Tra poche settimane discuteremo della nuova direttiva europea sugli appalti, che riguarda le regole con cui vengono gestiti gli investimenti pubblici in tutta Europa. Come CISL siamo già stati impegnati in diverse audizioni con i gruppi europarlamentari proprio su questi temi. Perché la regolazione degli appalti non è una questione tecnica.
È una scelta di modello economico. Decide se gli investimenti pubblici premiano la qualità del lavoro e delle imprese oppure se lasciano spazio a chi aggira le regole. Ma se vogliamo essere onesti fino in fondo dobbiamo riconoscere una cosa. La legalità non è mai una semplice contrapposizione tra bene e male. Certo, esistono situazioni nelle quali il confine è netto. Ma molto spesso ci troviamo davanti a zone grigie. E sono proprio quelle zone grigie che rendono tutto più complicato.

Perché l’illegalità non entra sempre con la violenza. Molto spesso entra con la normalizzazione delle scorciatoie. Saltare una fila. Usare una conoscenza per superare una lista d’attesa. Accettare di pagare un lavoro senza fattura per risparmiare qualcosa. Oppure pensiamo alla pirateria delle piattaforme digitali. Guardare una partita su un canale illegale o usare servizi pirata per accedere a Netflix, DAZN o Sky viene spesso considerato una furbizia. Ma dietro quei circuiti si muovono economie illegali e reti criminali. La verità è che la legalità non può essere selettiva. Non possiamo pretendere rigore assoluto quando parliamo di criminalità organizzata e poi tollerare le scorciatoie nella vita quotidiana. La cultura della legalità si costruisce proprio lì: nel momento in cui ciascuno di noi decide se rispettare una regola anche quando potrebbe aggirarla.

C’è poi un ultimo punto che riguarda direttamente il sindacato. Un modo più profondo per rafforzare la legalità è migliorare la qualità delle relazioni di lavoro. È qui che si colloca una intuizione storica della CISL, diventata legge con la legge 76 del 2025 sulla partecipazione dei lavoratori nelle imprese. La partecipazione non è uno slogan. Vuol dire più informazione, più confronto, più responsabilità condivisa dentro l’impresa. Non sostituisce i controlli e non sostituisce le norme. Ma rende i rapporti di lavoro più trasparenti e più equilibrati. E quando i lavoratori sono coinvolti diventa più difficile comprimere i diritti o aggirare le regole. Alla fine il punto è semplice.
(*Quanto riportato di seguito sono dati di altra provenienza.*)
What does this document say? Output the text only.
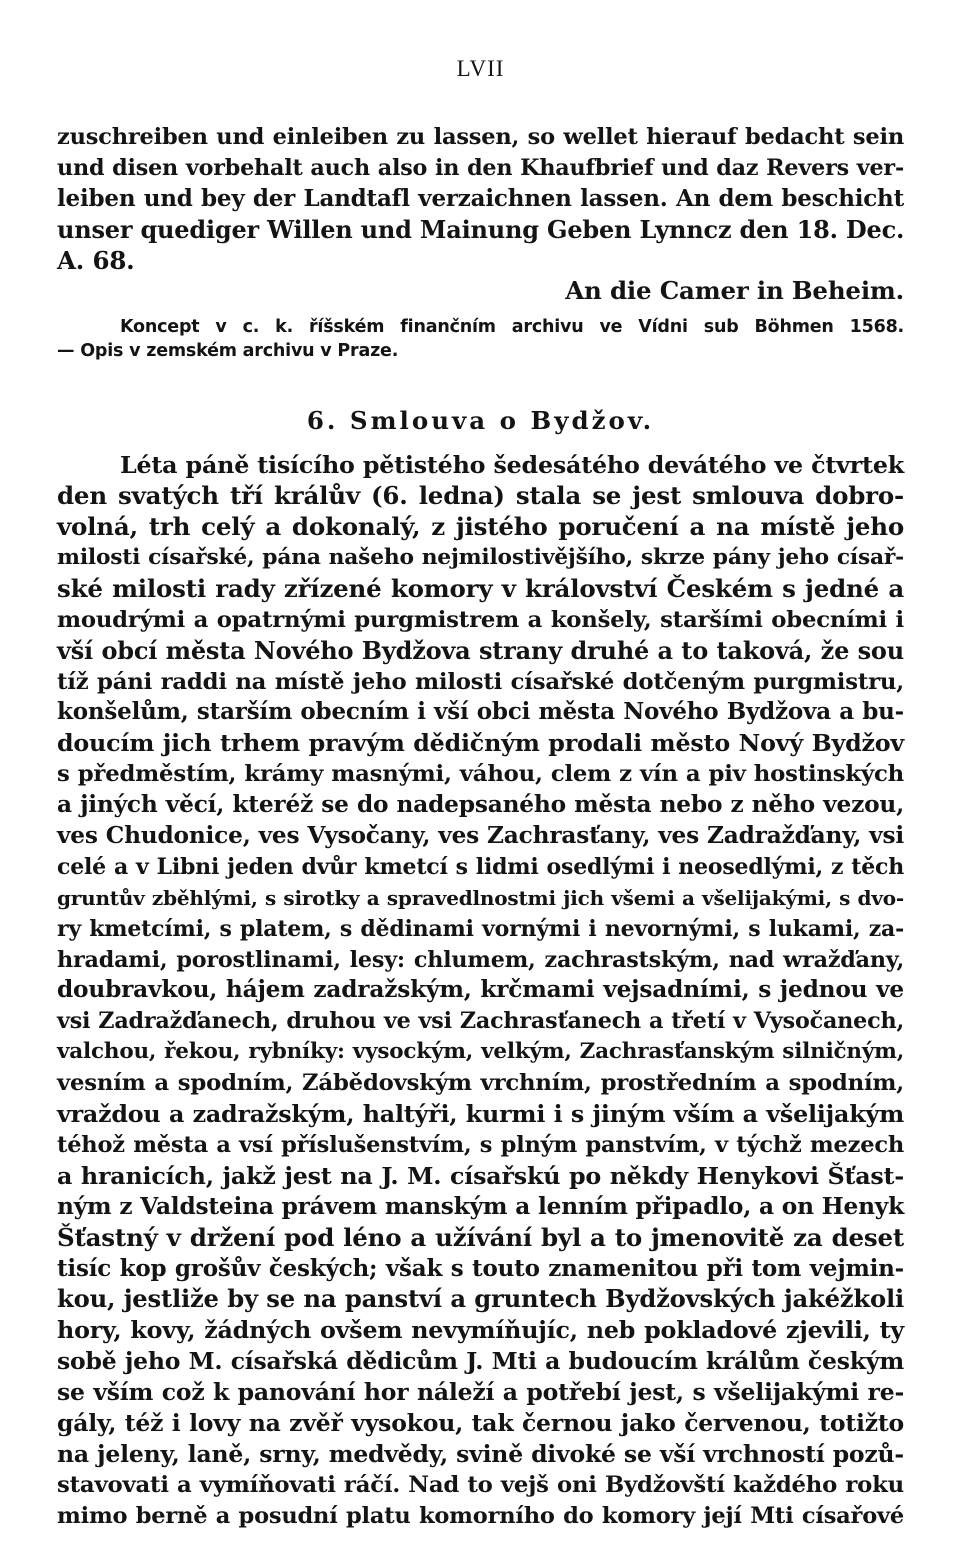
LVII
zuschreiben und einleiben zu lassen, so wellet hierauf bedacht sein
und disen vorbehalt auch also in den Khaufbrief und daz Revers ver-
leiben und bey der Landtafl verzaichnen lassen. An dem beschicht
unser quediger Willen und Mainung Geben Lynncz den 18. Dec.
A. 68.
An die Camer in Beheim.
Koncept v c. k. říšském finančním archivu ve Vídni sub Böhmen 1568.
— Opis v zemském archivu v Praze.
6. Smlouva o Bydžov.
Léta páně tisícího pětistého šedesátého devátého ve čtvrtek
den svatých tří králův (6. ledna) stala se jest smlouva dobro-
volná, trh celý a dokonalý, z jistého poručení a na místě jeho
milosti císařské, pána našeho nejmilostivějšího, skrze pány jeho císař-
ské milosti rady zřízené komory v království Českém s jedné a
moudrými a opatrnými purgmistrem a konšely, staršími obecními i
vší obcí města Nového Bydžova strany druhé a to taková, že sou
tíž páni raddi na místě jeho milosti císařské dotčeným purgmistru,
konšelům, starším obecním i vší obci města Nového Bydžova a bu-
doucím jich trhem pravým dědičným prodali město Nový Bydžov
s předměstím, krámy masnými, váhou, clem z vín a piv hostinských
a jiných věcí, kteréž se do nadepsaného města nebo z něho vezou,
ves Chudonice, ves Vysočany, ves Zachrasťany, ves Zadražďany, vsi
celé a v Libni jeden dvůr kmetcí s lidmi osedlými i neosedlými, z těch
gruntův zběhlými, s sirotky a spravedlnostmi jich všemi a všelijakými, s dvo-
ry kmetcími, s platem, s dědinami vornými i nevornými, s lukami, za-
hradami, porostlinami, lesy: chlumem, zachrastským, nad wražďany,
doubravkou, hájem zadražským, krčmami vejsadními, s jednou ve
vsi Zadražďanech, druhou ve vsi Zachrasťanech a třetí v Vysočanech,
valchou, řekou, rybníky: vysockým, velkým, Zachrasťanským silničným,
vesním a spodním, Zábědovským vrchním, prostředním a spodním,
vraždou a zadražským, haltýři, kurmi i s jiným vším a všelijakým
téhož města a vsí příslušenstvím, s plným panstvím, v týchž mezech
a hranicích, jakž jest na J. M. císařskú po někdy Henykovi Šťast-
ným z Valdsteina právem manským a lenním připadlo, a on Henyk
Šťastný v držení pod léno a užívání byl a to jmenovitě za deset
tisíc kop grošův českých; však s touto znamenitou při tom vejmin-
kou, jestliže by se na panství a gruntech Bydžovských jakéžkoli
hory, kovy, žádných ovšem nevymíňujíc, neb pokladové zjevili, ty
sobě jeho M. císařská dědicům J. Mti a budoucím králům českým
se vším což k panování hor náleží a potřebí jest, s všelijakými re-
gály, též i lovy na zvěř vysokou, tak černou jako červenou, totižto
na jeleny, laně, srny, medvědy, svině divoké se vší vrchností pozů-
stavovati a vymíňovati ráčí. Nad to vejš oni Bydžovští každého roku
mimo berně a posudní platu komorního do komory její Mti císařové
La legalità non è solo rispetto delle norme. È responsabilità diffusa. È qualità delle relazioni. È rifiuto delle scorciatoie. E su questo punto può essere utile ricordare una riflessione di Bonaventura da Bagnoregio, che scriveva: “La coscienza è come una luce: quando è retta illumina il cammino dell’uomo.” È una frase semplice, ma dice una cosa molto importante. Le regole sono fondamentali. Le leggi sono necessarie. I controlli sono indispensabili. Ma alla fine la legalità vive davvero solo quando diventa coscienza condivisa. Quando le persone scelgono di stare dalla parte delle regole non perché costrette, ma perché sanno che da quelle regole dipende la qualità della convivenza civile. E quando il sindacato difende i contratti veri, chiede trasparenza negli appalti, contrasta lo sfruttamento e costruisce partecipazione, non sta parlando di legalità. La sta praticando ogni giorno nei luoghi di lavoro.